Numeric Types#
Zerfoo provides two libraries for reduced-precision floating-point arithmetic: float16 (IEEE 754 half-precision and BFloat16) and float8 (FP8 E4M3FN). These are used throughout ztensor for quantized tensor storage and mixed-precision compute.
At a Glance#
| Type | Package | Bits | Format | Range | Precision | Best For |
|---|---|---|---|---|---|---|
Float16 | float16 | 16 | 1 sign + 5 exp + 10 mantissa | ~6.55 x 10^4 | ~3-4 digits | Inference weights, activations |
BFloat16 | float16 | 16 | 1 sign + 8 exp + 7 mantissa | ~3.39 x 10^38 | ~2-3 digits | Training (same range as float32) |
Float8 | float8 | 8 | 1 sign + 4 exp + 3 mantissa (E4M3FN) | ~448 | ~1-2 digits | Quantized inference, memory savings |
float16#
go get github.com/zerfoo/float16The float16 package provides two types in a single module: Float16 (IEEE 754 half-precision) and BFloat16 (Brain Floating Point).
Float16#
Standard IEEE 754 half-precision with 10 bits of mantissa. Good precision for inference weights and activations, but limited range.
import "github.com/zerfoo/float16"
a := float16.FromFloat32(3.14159)
b := float16.FromFloat64(2.71828)
sum := a.Add(b)
product := a.Mul(b)
fmt.Printf("Sum: %f\n", sum.ToFloat32())
fmt.Printf("Product: %f\n", product.ToFloat32())BFloat16#
Same exponent range as float32 (8 exponent bits) with reduced mantissa (7 bits).

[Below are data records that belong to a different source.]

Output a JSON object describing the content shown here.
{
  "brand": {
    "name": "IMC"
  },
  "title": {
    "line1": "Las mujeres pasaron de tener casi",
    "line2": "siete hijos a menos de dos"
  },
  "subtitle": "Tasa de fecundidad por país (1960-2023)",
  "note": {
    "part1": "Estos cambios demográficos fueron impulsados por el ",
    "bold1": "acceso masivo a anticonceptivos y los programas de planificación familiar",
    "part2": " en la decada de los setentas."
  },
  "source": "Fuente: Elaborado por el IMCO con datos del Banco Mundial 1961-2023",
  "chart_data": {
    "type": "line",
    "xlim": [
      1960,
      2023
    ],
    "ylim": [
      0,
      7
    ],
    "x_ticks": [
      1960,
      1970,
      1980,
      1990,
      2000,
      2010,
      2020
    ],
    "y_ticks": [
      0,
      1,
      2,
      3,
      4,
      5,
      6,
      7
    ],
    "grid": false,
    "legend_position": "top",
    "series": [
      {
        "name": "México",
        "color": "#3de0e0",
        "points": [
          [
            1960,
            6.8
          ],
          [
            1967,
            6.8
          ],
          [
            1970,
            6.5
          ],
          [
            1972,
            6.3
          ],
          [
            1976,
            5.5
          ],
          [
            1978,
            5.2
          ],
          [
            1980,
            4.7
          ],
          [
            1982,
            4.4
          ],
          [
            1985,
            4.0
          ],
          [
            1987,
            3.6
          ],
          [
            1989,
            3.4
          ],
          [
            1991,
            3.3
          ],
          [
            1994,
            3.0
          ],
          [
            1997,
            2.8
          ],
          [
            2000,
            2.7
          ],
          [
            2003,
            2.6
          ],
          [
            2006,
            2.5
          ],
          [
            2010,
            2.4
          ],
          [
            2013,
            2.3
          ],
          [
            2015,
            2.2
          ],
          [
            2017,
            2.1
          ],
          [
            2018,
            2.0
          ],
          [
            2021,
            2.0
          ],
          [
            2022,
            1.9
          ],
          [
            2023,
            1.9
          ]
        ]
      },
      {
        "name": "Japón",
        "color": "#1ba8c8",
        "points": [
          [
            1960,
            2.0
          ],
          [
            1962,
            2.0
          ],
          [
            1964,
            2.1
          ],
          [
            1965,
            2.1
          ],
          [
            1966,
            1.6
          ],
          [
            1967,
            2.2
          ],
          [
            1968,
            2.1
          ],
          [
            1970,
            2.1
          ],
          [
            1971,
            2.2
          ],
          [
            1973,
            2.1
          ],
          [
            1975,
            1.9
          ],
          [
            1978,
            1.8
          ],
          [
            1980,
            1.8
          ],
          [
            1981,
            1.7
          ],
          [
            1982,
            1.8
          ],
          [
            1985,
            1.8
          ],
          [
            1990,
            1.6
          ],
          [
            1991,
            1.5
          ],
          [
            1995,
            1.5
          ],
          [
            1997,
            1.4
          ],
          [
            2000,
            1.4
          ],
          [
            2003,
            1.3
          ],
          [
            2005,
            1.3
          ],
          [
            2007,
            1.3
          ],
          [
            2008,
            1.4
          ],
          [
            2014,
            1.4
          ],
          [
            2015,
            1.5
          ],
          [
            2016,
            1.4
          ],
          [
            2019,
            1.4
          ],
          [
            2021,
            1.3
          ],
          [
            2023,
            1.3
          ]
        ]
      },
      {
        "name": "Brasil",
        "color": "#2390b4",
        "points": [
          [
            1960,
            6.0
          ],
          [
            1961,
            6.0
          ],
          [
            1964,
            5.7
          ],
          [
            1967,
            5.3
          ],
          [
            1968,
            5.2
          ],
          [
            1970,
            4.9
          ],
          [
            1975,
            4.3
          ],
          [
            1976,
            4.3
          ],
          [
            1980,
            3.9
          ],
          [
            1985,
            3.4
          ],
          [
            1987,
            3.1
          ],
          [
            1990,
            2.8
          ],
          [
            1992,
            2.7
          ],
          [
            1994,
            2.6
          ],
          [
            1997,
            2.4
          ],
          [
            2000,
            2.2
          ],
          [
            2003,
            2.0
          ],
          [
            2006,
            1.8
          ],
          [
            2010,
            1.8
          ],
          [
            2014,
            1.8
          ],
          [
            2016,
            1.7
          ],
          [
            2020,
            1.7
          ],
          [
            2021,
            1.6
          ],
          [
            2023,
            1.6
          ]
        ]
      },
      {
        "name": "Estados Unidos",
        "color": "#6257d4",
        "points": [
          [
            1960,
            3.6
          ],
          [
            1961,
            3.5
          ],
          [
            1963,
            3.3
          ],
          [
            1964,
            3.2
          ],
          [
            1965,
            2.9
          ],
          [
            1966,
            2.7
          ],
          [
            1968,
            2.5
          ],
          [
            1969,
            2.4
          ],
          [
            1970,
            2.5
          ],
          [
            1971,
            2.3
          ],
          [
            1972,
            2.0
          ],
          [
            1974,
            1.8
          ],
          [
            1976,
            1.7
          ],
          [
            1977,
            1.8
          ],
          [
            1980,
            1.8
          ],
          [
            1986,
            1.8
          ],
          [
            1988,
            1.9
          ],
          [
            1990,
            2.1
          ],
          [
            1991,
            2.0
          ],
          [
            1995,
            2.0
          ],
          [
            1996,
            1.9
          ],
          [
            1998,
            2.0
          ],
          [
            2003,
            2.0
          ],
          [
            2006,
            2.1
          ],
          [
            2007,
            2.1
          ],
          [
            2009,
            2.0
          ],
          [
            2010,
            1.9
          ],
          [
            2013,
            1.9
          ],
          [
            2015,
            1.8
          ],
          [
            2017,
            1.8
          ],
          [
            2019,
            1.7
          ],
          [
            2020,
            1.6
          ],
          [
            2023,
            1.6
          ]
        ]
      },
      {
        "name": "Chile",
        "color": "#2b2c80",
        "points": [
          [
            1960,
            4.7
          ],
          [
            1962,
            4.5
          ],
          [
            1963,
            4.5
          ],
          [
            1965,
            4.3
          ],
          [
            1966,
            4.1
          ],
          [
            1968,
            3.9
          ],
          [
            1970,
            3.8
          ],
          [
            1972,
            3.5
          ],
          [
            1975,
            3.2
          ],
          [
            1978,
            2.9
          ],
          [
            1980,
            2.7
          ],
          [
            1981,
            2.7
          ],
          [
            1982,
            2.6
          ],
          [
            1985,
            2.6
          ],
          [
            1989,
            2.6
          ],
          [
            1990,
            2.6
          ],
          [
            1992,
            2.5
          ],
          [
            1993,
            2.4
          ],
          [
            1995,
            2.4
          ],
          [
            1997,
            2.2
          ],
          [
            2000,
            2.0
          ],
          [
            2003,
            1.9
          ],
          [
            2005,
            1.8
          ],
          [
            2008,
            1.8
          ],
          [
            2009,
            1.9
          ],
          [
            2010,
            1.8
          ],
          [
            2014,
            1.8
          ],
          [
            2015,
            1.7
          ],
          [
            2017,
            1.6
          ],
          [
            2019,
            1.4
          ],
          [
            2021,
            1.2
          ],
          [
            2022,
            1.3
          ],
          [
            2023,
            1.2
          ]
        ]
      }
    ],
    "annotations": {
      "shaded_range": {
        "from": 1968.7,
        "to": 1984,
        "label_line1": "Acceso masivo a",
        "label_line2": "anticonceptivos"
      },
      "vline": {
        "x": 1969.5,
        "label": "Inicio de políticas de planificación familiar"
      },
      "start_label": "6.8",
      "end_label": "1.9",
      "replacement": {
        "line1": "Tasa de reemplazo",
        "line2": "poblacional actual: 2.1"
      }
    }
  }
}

Preferred for training because it avoids overflow/underflow issues that Float16 suffers from at the edges of the float32 range.
bf := float16.BFloat16FromFloat32(1.5)
f32 := bf.ToFloat32()Special Values and Classification#
f := float16.FromFloat32(3.14)
f.IsInf(0) // check for infinity
f.IsNaN() // check for NaN
f.IsFinite() // check for finite
f.IsNormal() // check for normalized
f.IsSubnormal() // check for subnormalRounding Modes#
config := float16.GetConfig()
config.DefaultRoundingMode = float16.RoundNearestEven // default
float16.Configure(config)
// Available: RoundNearestEven, RoundTowardZero,
// RoundTowardPositive, RoundTowardNegative, RoundNearestAwayVectorized Operations#
a := []float16.Float16{...}
b := []float16.Float16{...}
sum := float16.VectorAdd(a, b)
product := float16.VectorMul(a, b)float8#
go get github.com/zerfoo/float8The float8 package implements FP8 E4M3FN, an 8-bit floating-point format widely used for quantized ML inference. It has no infinity representation (the E4M3FN variant uses that encoding for additional finite values).
import "github.com/zerfoo/float8"
a := float8.FromFloat32(3.14)
b := float8.FromFloat32(2.71)
sum := a.Add(b)
product := a.Mul(b)
fmt.Printf("a + b = %f\n", sum.ToFloat32())
fmt.Printf("a * b = %f\n", product.ToFloat32())Fast Mode#
For performance-critical paths, enable lookup-table-based arithmetic:
float8.EnableFastArithmetic()
float8.EnableFastConversion()This trades memory for speed by using pre-computed tables.
When to Use Each Type#
| Scenario | Recommended Type |
|---|---|
| Model inference weights | Float16 or BFloat16 |
| Training (mixed precision) | BFloat16 (matches float32 range) |
| Quantized inference (Q8) | Float8 E4M3FN |
| CUDA kernel intermediate values | Float16 |
| Memory-constrained deployment | Float8 |
Integration with ztensor#
These types are first-class citizens in ztensor. Create tensors of any numeric type:
import (
"github.com/zerfoo/float16"
"github.com/zerfoo/ztensor/tensor"
"github.com/zerfoo/ztensor/compute"
"github.com/zerfoo/ztensor/numeric"
)
// Float16 tensor
a, _ := tensor.New[float16.Float16]([]int{2, 3}, data)
eng := compute.NewCPUEngine[float16.Float16](numeric.Float16Ops{})The compute engine handles dequantization automatically when mixing precision levels.